Inventing Original Sin

To conclude its yearlong lecture series on Origins, the Penn Humanities Forum welcomed theologian Elaine Pagels in April to talk about the Christian doctrine of Original Sin.  A professor of religion at Princeton, Pagels has attracted praise and venom in unusual measure for her writings on early Christianity.  Her 1979 bestseller The Gnostic Gospels was named one of the best 100 nonfiction books of the 20th century by Modern Library—and listed as one of the worst 50 books of the century by the conservative Christian Intercollegiate Studies Institute.  Speaking at the Penn Museum, Pagels contended that the doctrine of original sin, developed by Augustine of Hippo in the late 4th century, “would have astonished most Jewish and Christian readers” of the Adam and Eve story until that time.  In Augustine’s hands, she argued, a cautionary tale long considered to confirm “moral freedom as humankind’s greatest capacity” became something altogether different—and far more political.


If you look at how Augustine describes the onset of original sin, it’s very interesting that he uses
political language. In a way, it’s a language of central politics.  Augustine says that in the beginning … Adam discovered within himself the first government in the world, and that was the government of the mind over the passions—over the body. But the primal couple soon experienced within themselves not only the first government on Earth, but also the first revolution.  Because the story is told like this, and this is his language: that when Adam disobeyed his own ruler, who was God, God sent a punishment that fit the crime.  He allowed Adam’s body to disobey its master.  So the body, Adam discovered, that was previously obedient to him, now ‘rebelled’ against his mind … he experienced what [Augustine] calls a ‘rebellion in the flesh,’ a spontaneous uprising, so to speak, of what he called the ‘disobedient members’ … Specifically, he says, the libido—the sexual desire of the disobedient members—arose in the first human beings as a result of the sin of disobedience …

Augustine’s view not only contradicts what rabbis to this day would say about the story of Adam and Eve, but what Christian teachers to his day would have said.  It was axiomatic to most such teachers that when God created Adam and Eve, he created them with what rabbis would have called the yetser harov and the yetser hatov—the good impulse and the evil impulse—and the story of Adam and Eve was told to encourage us to follow the good impulse and avoid the evil.  But Augustine said, No, not even the greatest ascetic, not even the greatest saint actually achieves moral freedom in this life—although if we are baptized, it may be that after death we will attain it.  In the meantime, the moral of the story is that our species has lost the capacity to govern itself.  Because we are overrun by violent passions, nothing can help maintain social order except the use of coercive force. 

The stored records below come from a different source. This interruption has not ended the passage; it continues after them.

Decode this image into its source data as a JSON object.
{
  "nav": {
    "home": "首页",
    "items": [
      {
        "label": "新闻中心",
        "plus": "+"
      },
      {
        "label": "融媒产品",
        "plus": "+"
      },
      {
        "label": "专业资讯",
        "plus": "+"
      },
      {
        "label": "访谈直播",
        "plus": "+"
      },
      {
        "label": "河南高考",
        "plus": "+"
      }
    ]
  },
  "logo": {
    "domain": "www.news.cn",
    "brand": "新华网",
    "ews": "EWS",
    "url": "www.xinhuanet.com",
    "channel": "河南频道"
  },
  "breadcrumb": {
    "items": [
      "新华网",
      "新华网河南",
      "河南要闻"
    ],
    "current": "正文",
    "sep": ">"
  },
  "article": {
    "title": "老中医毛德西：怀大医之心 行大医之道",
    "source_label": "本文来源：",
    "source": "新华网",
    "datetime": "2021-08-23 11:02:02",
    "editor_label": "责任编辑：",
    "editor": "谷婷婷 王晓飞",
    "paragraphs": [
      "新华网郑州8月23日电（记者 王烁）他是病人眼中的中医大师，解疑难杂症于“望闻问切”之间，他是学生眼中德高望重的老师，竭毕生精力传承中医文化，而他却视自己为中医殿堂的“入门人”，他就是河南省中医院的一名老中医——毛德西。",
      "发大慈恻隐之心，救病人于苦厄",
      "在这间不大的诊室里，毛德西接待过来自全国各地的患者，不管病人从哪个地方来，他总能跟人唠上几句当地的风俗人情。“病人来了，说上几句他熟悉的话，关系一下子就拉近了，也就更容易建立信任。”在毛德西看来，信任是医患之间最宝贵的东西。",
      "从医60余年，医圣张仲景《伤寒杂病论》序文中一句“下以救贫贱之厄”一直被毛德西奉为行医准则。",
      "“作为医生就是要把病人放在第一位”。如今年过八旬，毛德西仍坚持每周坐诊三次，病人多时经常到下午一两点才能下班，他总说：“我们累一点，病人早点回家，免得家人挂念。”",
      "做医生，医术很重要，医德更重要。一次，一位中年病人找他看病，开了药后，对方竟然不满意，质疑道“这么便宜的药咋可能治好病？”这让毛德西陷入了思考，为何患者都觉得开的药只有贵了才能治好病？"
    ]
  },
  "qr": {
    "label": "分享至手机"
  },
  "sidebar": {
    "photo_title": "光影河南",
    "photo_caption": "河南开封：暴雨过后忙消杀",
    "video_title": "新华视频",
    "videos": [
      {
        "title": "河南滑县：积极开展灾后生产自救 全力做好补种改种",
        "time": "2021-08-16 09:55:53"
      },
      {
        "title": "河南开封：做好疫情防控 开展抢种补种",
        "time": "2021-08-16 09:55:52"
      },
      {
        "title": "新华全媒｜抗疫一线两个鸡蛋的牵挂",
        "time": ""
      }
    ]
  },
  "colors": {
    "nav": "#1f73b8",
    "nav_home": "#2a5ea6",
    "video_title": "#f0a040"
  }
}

In the first place, he says, since Adam—being the male and therefore more rational—was led into sin, God punished the woman, because she’s more susceptible to passion, by ordering, Your husband shall rule over you.  And thus the passions of women henceforth must be controlled by male domination.  Second, since now no human beings—even the more rational males—can adequately control their instinctive passions, we must have government that rules by military and political violence.  And to this day, many Christians draw on Augustine’s view of human nature, and above all his view of original sin … to discuss the necessary uses of force, including war, in human society. 

How on earth did this wildly revisionist reading of Genesis come to prevail in Christian churches throughout the Roman Empire from the 4th century on?  How did it happen that the earlier message about human freedom—a message that had dominated Christian teaching for over 300 years—came to be regarded as heresy, while Augustine’s theory of original sin battled for acceptance among Christian bishops and finally won more votes?

It wasn’t just the 17 Numidian stallions that Augustine sent to the pope of Rome to sway his vote … In fact, the success of Augustine’s theological revolution coincided with what may be the most astonishing transformation in the history of Christianity.  As you know, Christians had lived marginally as hated and persecuted sectarians for about 300 years until the surprise conversion of Emperor Constantine.  At that point, of course, they suddenly found themselves members of a powerful, state-approved religion whose patron was the emperor himself.  Now in this totally changed situation, I suggest, the earlier proclamations about human freedom which were forged by Christians like Justin—people who were defying Roman society—that theory didn’t fit so much the situation of Christians who suddenly found themselves to be the emperor’s brothers and sisters in Christ. 

But Augustine’s theory could and did, in a way that offered to make theological, psychological, and political sense.  This theory enabled Augustine and many of his contemporaries to come to terms with two startlingly new realities—realities that must have seemed kind of a contradiction in terms to many of them.  First, a Christian empire: strange.  And on the other hand, a state church.  Augustine was probably one of the first to grasp the political implications of the theory of original sin.  He urged it upon his fellow bishops and upon the emperors by arguing persuasively for its political expedience.  Perhaps it shouldn’t surprise us that Augustine was the first man in the history of Christianity, so far as we know, to write a defense of the Christian use of force—not only against pagans and Jews, and later heretics, but also against non-Catholic Christians. —T.P.